When you put a file into HDFS, it is converted to blocks of 128 MB. (Default value for HDFS on EMR) Consider a file big enough to consume 10 blocks. When you read that file from HDFS as an input for a MapReduce job, the same blocks are usually mapped, one by one, to splits.In this case, the file is divided into 10 splits (which implies means 10 map tasks) for processing. By default, the block size and the split size are equal, but the sizes are dependent on the configuration settings for the InputSplit
class.
From a Java programming perspective, the class that holds the responsibility of this conversion is called an InputFormat
, which is the main entry point into reading data from HDFS. From the blocks of the files, it creates a list of InputSplits
. For each split, one mapper is created. Then each InputSplit
is divided into records by using the RecordReader
class. Each record represents a key-value pair.
FileInputFormat
vs. CombineFileInputFormat
Before a MapReduce job is run, you can specify the InputFormat
class to be used. The implementation of FileInputFormat
requires you to create an instance of the RecordReader
, and as mentioned previously, the RecordReader
creates the key-value pairs for the mappers.
FileInputFormat
is an abstract class that is the basis for a majority of the implementations of InputFormat
. It contains the location of the input files and an implementation of how splits must be produced from these files. How the splits are converted into key-value pairs is defined in the subclasses. Some example of its subclasses are TextInputFormat
, KeyValueTextInputFormat
, and CombineFileInputFormat
.
Hadoop works more efficiently with large files (files that occupy more than 1 block). FileInputFormat
converts each large file into splits, and each split is created in a way that contains part of a single file. As mentioned, one mapper is generated for each split.
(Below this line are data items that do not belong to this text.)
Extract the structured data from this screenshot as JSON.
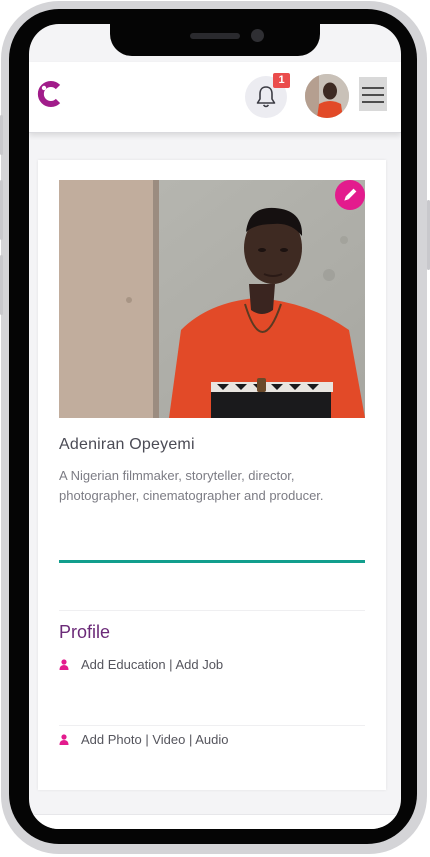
{
  "header": {
    "notification_count": "1",
    "logo_icon": "c-logo-icon",
    "colors": {
      "logo": "#a11c8a",
      "badge": "#ea4c4c"
    }
  },
  "profile": {
    "name": "Adeniran Opeyemi",
    "bio": "A Nigerian filmmaker, storyteller, director, photographer, cinematographer and producer.",
    "edit_icon": "pencil-icon",
    "accent_color": "#129e8d"
  },
  "section": {
    "title": "Profile",
    "links": [
      {
        "icon": "person-icon",
        "label": "Add Education | Add Job"
      },
      {
        "icon": "person-icon",
        "label": "Add Photo | Video | Audio"
      }
    ],
    "colors": {
      "title": "#6b2a78",
      "icon": "#e31b8d"
    }
  }
}
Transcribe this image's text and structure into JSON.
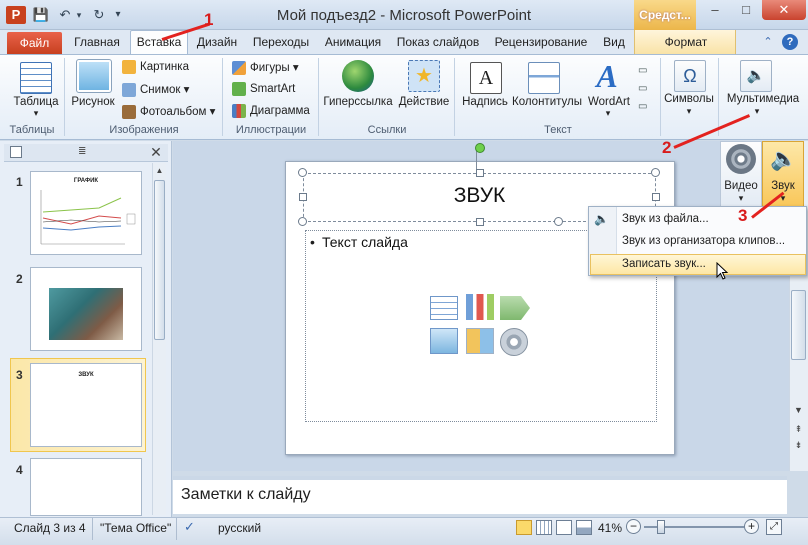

However, when the input files are smaller than the default block size, many splits (and therefore, many mappers) are created. This arrangement makes the job inefficient. This Figure shows how too many mappers are created when FileInputFormat
is used for many small files.

To avoid this situation, CombineFileInputFormat
is introduced. This InputFormat
works well with small files, because it packs many of them into one split so there are fewer mappers, and each mapper has more data to process. This Figure shows how CombineFileInputFormat
treats the small files so that fewer mappers are created.